Fig. 2. (a) Schematic representation of enzyme-mediated self-regulated complex coacervation of GOx with DEAE-dextran in the presence of glucose. GOx catalyzes the oxidation of glucose into gluconolactone that spontaneously hydrolyses into gluconic acid, producing a pH decrease that can drive coacervate formation and dissolution. (b) Time-dependent evolution of the absorbance at 700 nm of a solution of GOx (0.25 mg mL⁻¹) and DEAE-dextran (0.04 mg mL⁻¹) produced at pH 10.2 after the sequential addition of glucose (0.6 mM at each addition). The colored area represents error as the standard deviation of three independent repeats. (c) Time-dependent evolution of the absorbance at 700 nm of a solution of GOx (0.25 mg mL⁻¹) and DEAE-dextran (0.04 mg mL⁻¹) produced at pH 10.2 after the single-step addition of varying final glucose concentrations, as indicated. Above a certain glucose concentration, a bell-shape is observed, attributed to the nucleation, grow, decay and dissolution of coacervate droplets. In such conditions, τ_1/2 denotes the full width at half maximum turbidity (here shown on the example of 1.4 mM glucose). The colored area represents error as the standard deviation of three independent repeats. (d and e) Optical microscopy snapshots of GOx/DEAE-dextran mixtures ([GOx] = 0.4 mg mL⁻¹, [DEAE-dextran] = 0.064 mg mL⁻¹) prepared at pH 10.2 at different times after addition of 0.5 mM (d) or 25 mM (e) glucose, showing the formation of stable or transient coacervate droplets, respectively. Scale bars, 20 μm. (f) Evolution of τ_1/2 as defined in c as a function of the final glucose concentration. The red line represents a mono-exponential fit of the data. Error bars represent standard deviations of three independent repeats. (g) Time-dependent evolution of the absorbance at 700 nm of a solution of GOx (0.25 mg mL⁻¹) and DEAE-dextran (0.04 mg mL⁻¹) produced at pH 10.2 after the single-step addition of 5 mM glucose and the repeated additions of 10 mM NaOH (black arrows). The dilution factor after the last NaOH addition was ∼1.05, so the final concentrations of components did not appreciably change.
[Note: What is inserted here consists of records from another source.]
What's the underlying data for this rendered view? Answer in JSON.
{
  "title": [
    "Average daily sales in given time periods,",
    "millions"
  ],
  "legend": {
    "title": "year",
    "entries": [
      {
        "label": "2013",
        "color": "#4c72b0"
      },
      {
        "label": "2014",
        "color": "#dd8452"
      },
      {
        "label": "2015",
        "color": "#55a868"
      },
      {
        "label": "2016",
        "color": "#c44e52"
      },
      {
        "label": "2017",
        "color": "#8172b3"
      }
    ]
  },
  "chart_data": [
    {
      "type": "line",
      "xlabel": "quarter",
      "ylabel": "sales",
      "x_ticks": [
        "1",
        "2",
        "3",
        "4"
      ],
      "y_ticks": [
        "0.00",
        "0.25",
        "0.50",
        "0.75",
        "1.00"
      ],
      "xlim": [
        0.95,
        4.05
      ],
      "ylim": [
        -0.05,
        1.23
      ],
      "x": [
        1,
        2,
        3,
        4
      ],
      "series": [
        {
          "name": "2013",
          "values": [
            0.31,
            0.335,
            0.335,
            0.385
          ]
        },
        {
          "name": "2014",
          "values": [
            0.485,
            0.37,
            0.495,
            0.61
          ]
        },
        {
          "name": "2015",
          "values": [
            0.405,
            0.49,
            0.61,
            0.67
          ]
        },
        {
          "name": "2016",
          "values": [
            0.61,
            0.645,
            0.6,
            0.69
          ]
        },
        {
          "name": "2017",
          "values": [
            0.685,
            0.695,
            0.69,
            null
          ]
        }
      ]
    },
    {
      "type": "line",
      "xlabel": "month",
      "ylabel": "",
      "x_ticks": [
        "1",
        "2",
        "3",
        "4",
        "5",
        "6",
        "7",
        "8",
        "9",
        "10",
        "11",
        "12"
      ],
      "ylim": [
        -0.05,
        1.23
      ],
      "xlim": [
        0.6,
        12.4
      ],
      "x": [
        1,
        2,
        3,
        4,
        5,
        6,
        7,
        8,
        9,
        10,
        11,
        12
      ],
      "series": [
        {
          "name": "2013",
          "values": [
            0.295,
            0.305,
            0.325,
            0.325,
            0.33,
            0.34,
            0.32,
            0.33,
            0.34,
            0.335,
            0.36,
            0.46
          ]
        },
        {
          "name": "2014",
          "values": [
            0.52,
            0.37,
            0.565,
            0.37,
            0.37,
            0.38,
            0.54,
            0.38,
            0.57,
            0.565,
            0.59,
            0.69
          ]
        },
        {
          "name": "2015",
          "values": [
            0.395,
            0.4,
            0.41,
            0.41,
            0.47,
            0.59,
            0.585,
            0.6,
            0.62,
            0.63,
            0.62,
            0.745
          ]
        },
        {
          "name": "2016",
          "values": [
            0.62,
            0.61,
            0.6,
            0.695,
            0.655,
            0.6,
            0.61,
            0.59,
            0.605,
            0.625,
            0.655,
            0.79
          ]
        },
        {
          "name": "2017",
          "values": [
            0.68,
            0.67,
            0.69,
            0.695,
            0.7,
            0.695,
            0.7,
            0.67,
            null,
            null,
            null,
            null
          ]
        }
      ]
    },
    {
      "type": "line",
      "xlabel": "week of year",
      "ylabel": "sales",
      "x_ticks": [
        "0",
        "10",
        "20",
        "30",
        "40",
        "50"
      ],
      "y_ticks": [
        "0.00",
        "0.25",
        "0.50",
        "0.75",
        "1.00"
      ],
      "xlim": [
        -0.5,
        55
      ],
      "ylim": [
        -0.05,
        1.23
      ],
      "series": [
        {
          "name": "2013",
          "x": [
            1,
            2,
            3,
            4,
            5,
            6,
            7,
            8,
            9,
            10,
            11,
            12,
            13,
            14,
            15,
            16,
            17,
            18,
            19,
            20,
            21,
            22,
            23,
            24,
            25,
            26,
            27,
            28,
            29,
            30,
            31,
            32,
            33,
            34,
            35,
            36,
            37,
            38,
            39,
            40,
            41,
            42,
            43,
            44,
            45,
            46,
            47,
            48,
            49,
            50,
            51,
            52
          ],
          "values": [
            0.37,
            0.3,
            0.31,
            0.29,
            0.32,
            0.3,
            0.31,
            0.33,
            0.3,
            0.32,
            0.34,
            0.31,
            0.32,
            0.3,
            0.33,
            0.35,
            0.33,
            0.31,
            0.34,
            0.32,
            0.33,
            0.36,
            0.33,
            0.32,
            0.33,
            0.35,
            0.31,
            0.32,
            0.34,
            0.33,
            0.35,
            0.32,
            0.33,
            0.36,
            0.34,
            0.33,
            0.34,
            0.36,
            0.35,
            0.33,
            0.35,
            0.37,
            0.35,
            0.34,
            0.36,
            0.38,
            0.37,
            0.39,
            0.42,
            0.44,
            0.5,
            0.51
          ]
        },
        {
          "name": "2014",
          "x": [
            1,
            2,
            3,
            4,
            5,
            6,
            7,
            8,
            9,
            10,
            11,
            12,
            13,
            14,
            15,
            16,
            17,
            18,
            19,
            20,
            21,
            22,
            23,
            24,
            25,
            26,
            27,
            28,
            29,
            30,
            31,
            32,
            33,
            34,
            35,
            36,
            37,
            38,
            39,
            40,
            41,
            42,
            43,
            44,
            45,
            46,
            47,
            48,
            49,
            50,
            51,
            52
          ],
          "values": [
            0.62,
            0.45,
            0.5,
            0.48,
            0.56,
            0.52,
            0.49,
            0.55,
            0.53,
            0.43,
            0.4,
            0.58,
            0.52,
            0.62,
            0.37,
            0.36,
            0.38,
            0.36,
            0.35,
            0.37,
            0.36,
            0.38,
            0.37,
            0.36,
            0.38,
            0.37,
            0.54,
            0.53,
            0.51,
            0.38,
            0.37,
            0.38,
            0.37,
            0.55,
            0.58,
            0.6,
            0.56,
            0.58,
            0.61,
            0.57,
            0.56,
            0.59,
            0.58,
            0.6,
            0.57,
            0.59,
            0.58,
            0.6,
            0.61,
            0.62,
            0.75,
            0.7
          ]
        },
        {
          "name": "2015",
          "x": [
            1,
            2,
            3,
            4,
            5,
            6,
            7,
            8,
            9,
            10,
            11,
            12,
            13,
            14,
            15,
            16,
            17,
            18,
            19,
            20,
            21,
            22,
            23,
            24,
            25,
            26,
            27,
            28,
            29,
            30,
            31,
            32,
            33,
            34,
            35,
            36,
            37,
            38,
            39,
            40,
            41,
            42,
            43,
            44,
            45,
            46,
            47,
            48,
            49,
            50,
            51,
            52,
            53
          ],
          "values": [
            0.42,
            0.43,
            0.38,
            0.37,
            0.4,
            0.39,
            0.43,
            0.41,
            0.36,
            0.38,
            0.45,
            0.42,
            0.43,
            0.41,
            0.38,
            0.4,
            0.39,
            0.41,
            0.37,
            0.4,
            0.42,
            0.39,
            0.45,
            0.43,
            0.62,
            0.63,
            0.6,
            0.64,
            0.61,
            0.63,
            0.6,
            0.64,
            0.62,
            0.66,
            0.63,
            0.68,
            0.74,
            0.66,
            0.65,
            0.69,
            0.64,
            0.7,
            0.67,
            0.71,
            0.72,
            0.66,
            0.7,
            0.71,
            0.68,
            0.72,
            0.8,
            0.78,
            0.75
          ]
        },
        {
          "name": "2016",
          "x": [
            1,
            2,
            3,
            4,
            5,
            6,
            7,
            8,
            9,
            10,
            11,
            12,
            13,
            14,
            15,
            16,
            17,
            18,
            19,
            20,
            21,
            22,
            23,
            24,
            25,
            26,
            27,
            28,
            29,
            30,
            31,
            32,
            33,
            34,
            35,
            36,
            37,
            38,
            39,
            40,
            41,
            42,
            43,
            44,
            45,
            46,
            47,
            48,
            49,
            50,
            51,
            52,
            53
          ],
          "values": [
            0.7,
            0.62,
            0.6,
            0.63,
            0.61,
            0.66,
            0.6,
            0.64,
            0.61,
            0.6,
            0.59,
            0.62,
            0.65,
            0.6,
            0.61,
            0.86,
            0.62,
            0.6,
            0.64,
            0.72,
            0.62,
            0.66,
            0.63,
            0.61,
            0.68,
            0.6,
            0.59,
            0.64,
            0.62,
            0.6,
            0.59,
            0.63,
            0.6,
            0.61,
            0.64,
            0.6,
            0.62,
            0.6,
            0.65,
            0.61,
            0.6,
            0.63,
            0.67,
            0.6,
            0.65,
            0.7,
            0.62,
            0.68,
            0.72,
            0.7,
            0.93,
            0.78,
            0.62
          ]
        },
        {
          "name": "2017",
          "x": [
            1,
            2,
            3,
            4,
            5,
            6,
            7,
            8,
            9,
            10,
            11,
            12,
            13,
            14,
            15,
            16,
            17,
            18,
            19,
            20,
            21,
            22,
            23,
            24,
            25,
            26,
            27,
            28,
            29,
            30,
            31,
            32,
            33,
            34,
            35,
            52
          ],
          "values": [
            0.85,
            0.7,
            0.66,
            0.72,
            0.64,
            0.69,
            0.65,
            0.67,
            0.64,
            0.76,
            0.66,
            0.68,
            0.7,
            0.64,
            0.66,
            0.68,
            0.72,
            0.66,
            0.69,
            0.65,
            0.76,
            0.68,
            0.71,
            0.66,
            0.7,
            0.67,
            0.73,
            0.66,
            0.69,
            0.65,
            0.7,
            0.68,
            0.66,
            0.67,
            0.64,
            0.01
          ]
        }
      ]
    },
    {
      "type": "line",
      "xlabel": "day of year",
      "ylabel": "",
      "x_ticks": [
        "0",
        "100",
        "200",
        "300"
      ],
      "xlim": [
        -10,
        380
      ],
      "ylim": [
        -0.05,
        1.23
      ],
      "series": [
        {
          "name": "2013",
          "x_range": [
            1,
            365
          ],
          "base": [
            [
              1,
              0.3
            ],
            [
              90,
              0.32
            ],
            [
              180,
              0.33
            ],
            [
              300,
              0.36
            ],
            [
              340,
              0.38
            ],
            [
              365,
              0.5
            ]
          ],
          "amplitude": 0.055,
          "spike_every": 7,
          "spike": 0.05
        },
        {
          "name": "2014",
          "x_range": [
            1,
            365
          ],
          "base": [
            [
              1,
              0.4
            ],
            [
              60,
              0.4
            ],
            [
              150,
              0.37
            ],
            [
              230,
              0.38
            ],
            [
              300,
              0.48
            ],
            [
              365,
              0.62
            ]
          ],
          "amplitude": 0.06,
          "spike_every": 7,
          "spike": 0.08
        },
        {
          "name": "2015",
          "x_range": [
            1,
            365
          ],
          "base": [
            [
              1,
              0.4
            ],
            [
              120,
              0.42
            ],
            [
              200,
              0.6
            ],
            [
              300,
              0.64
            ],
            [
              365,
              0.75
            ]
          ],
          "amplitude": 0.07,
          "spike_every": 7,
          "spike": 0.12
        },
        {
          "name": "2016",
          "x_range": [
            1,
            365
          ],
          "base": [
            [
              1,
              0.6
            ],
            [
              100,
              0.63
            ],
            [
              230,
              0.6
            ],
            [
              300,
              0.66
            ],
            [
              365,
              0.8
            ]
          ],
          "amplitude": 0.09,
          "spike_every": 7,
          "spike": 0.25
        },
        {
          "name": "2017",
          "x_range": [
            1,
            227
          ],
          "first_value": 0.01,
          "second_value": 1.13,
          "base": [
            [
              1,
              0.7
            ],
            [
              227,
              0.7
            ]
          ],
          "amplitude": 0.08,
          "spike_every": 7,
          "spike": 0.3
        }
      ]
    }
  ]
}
Fig. 3. (a–c) Optical (a) and confocal fluorescence (b and c) microscopy images of multiphase ATP/pLL-in-GOx/DEAE-dextran coacervate micro-droplets doped with RITC-GOx (b, red fluorescence) and FITC-DEAE-dextran (c, green fluorescence) in phosphate buffer (2.5 mM, pH 7.4). False coloring to magenta and cyan was used, respectively. Scale bars, 20 μm. (d) Schematic representation of GOx-mediated dynamic formation of multiphase coacervate droplets. At low glucose concentration, stable multiphase droplets are formed as the pH stabilizes to physiological values while higher glucose turnover gives rise to a transient multiphase droplet organization. (e and f) Optical microscopy snapshots of ATP/pLL/GOx/DEAE-dextran mixtures produced at pH 10.2 at different times after addition of 25 mM (e) or 100 mM (f) glucose, showing the formation of stable or transient multiphase coacervate droplets, respectively. Scale bars, 20 μm. Insets show zoomed areas (white box). Scale bars, 5 μm.